Papież Franciszek powiedział dziś w przemówieniu do przywódców krajów i instytucji UE, że istnieje rozłam między obywatelami a instytucjami europejskimi. Wskazał też, że solidarność jest „najskuteczniejszym antidotum na współczesne populizmy”. Przywódcy krajów Unii Europejskiej i szefowie unijnych instytucji przybyli do Wiecznego Miasta na obchody 60-lecia Traktatów Rzymskich. Internauci wyłapali nieprotokolarne zachowanie szefa Komisji Europejskiej.
- Europa odnajduje nadzieję, gdy człowiek jest ośrodkiem i sercem jej instytucji - oświadczył Franciszek. Mówił o potrzebie
„starannego i ufnego wysłuchania postulatów pochodzących zarówno od poszczególnych osób, jak społeczeństw i narodów tworzących Unię”.
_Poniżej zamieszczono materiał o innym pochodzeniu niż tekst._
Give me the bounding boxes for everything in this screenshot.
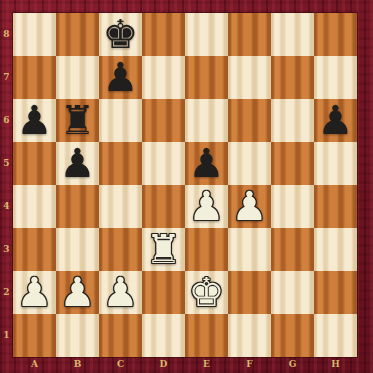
rank-label-8: 8 [0, 13, 13, 56]
chess-board[interactable]: ♚♟♟♜♟♟♟♟♟♜♟♟♟♚ [13, 13, 357, 357]
black-pawn-a6[interactable]: ♟ [17, 100, 53, 140]
black-pawn-c7[interactable]: ♟ [103, 57, 139, 97]
square-a3[interactable] [13, 228, 56, 271]
square-g3[interactable] [271, 228, 314, 271]
black-king-c8[interactable]: ♚ [103, 14, 139, 54]
square-c8[interactable]: ♚ [99, 13, 142, 56]
file-label-a: A [13, 357, 56, 373]
square-g2[interactable] [271, 271, 314, 314]
white-pawn-f4[interactable]: ♟ [232, 186, 268, 226]
square-d7[interactable] [142, 56, 185, 99]
file-label-g: G [271, 357, 314, 373]
square-h3[interactable] [314, 228, 357, 271]
black-pawn-b5[interactable]: ♟ [60, 143, 96, 183]
square-b3[interactable] [56, 228, 99, 271]
white-king-e2[interactable]: ♚ [189, 272, 225, 312]
square-d8[interactable] [142, 13, 185, 56]
black-pawn-e5[interactable]: ♟ [189, 143, 225, 183]
square-d3[interactable]: ♜ [142, 228, 185, 271]
square-c1[interactable] [99, 314, 142, 357]
file-label-c: C [99, 357, 142, 373]
square-c2[interactable]: ♟ [99, 271, 142, 314]
square-h8[interactable] [314, 13, 357, 56]
square-h1[interactable] [314, 314, 357, 357]
square-e5[interactable]: ♟ [185, 142, 228, 185]
square-c7[interactable]: ♟ [99, 56, 142, 99]
file-label-f: F [228, 357, 271, 373]
black-pawn-h6[interactable]: ♟ [318, 100, 354, 140]
square-a6[interactable]: ♟ [13, 99, 56, 142]
square-d1[interactable] [142, 314, 185, 357]
square-c3[interactable] [99, 228, 142, 271]
square-g8[interactable] [271, 13, 314, 56]
square-h2[interactable] [314, 271, 357, 314]
square-f1[interactable] [228, 314, 271, 357]
square-f3[interactable] [228, 228, 271, 271]
square-h6[interactable]: ♟ [314, 99, 357, 142]
square-d2[interactable] [142, 271, 185, 314]
square-b4[interactable] [56, 185, 99, 228]
square-a5[interactable] [13, 142, 56, 185]
square-b5[interactable]: ♟ [56, 142, 99, 185]
square-e2[interactable]: ♚ [185, 271, 228, 314]
file-label-h: H [314, 357, 357, 373]
square-h7[interactable] [314, 56, 357, 99]
square-d4[interactable] [142, 185, 185, 228]
file-label-e: E [185, 357, 228, 373]
square-a7[interactable] [13, 56, 56, 99]
square-f7[interactable] [228, 56, 271, 99]
square-e7[interactable] [185, 56, 228, 99]
rank-label-1: 1 [0, 314, 13, 357]
square-f8[interactable] [228, 13, 271, 56]
square-b6[interactable]: ♜ [56, 99, 99, 142]
rank-labels: 87654321 [0, 13, 13, 357]
square-d6[interactable] [142, 99, 185, 142]
square-f6[interactable] [228, 99, 271, 142]
square-f2[interactable] [228, 271, 271, 314]
square-a1[interactable] [13, 314, 56, 357]
square-a8[interactable] [13, 13, 56, 56]
square-e1[interactable] [185, 314, 228, 357]
white-pawn-c2[interactable]: ♟ [103, 272, 139, 312]
white-pawn-b2[interactable]: ♟ [60, 272, 96, 312]
file-labels: ABCDEFGH [13, 357, 357, 373]
square-b2[interactable]: ♟ [56, 271, 99, 314]
square-f4[interactable]: ♟ [228, 185, 271, 228]
file-label-d: D [142, 357, 185, 373]
square-b7[interactable] [56, 56, 99, 99]
rank-label-3: 3 [0, 228, 13, 271]
rank-label-2: 2 [0, 271, 13, 314]
file-label-b: B [56, 357, 99, 373]
square-g1[interactable] [271, 314, 314, 357]
square-e4[interactable]: ♟ [185, 185, 228, 228]
square-h4[interactable] [314, 185, 357, 228]
square-e8[interactable] [185, 13, 228, 56]
square-c6[interactable] [99, 99, 142, 142]
square-e3[interactable] [185, 228, 228, 271]
white-pawn-e4[interactable]: ♟ [189, 186, 225, 226]
black-rook-b6[interactable]: ♜ [60, 100, 96, 140]
chess-board-frame: 87654321 ABCDEFGH ♚♟♟♜♟♟♟♟♟♜♟♟♟♚ [0, 0, 373, 373]
square-g4[interactable] [271, 185, 314, 228]
rank-label-4: 4 [0, 185, 13, 228]
square-d5[interactable] [142, 142, 185, 185]
square-a4[interactable] [13, 185, 56, 228]
square-b8[interactable] [56, 13, 99, 56]
square-a2[interactable]: ♟ [13, 271, 56, 314]
square-g5[interactable] [271, 142, 314, 185]
rank-label-7: 7 [0, 56, 13, 99]
square-c4[interactable] [99, 185, 142, 228]
rank-label-6: 6 [0, 99, 13, 142]
square-g7[interactable] [271, 56, 314, 99]
square-e6[interactable] [185, 99, 228, 142]
white-pawn-a2[interactable]: ♟ [17, 272, 53, 312]
square-c5[interactable] [99, 142, 142, 185]
rank-label-5: 5 [0, 142, 13, 185]
square-f5[interactable] [228, 142, 271, 185]
square-b1[interactable] [56, 314, 99, 357]
white-rook-d3[interactable]: ♜ [146, 229, 182, 269]
square-g6[interactable] [271, 99, 314, 142]
square-h5[interactable] [314, 142, 357, 185]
Niestety często odnosi się wrażenie, że istnieje „rozłam emocjonalny” między obywatelami a instytucjami europejskimi, nierzadko postrzeganymi jako dalekie i nie zwracające uwagi na różne wrażliwości stanowiące Unię
- przyznał papież.
Zdaniem Franciszka należy pamiętać, że Europa jest rodziną narodów i „podobnie jak w każdej dobrej rodzinie, istnieją różne wrażliwości”.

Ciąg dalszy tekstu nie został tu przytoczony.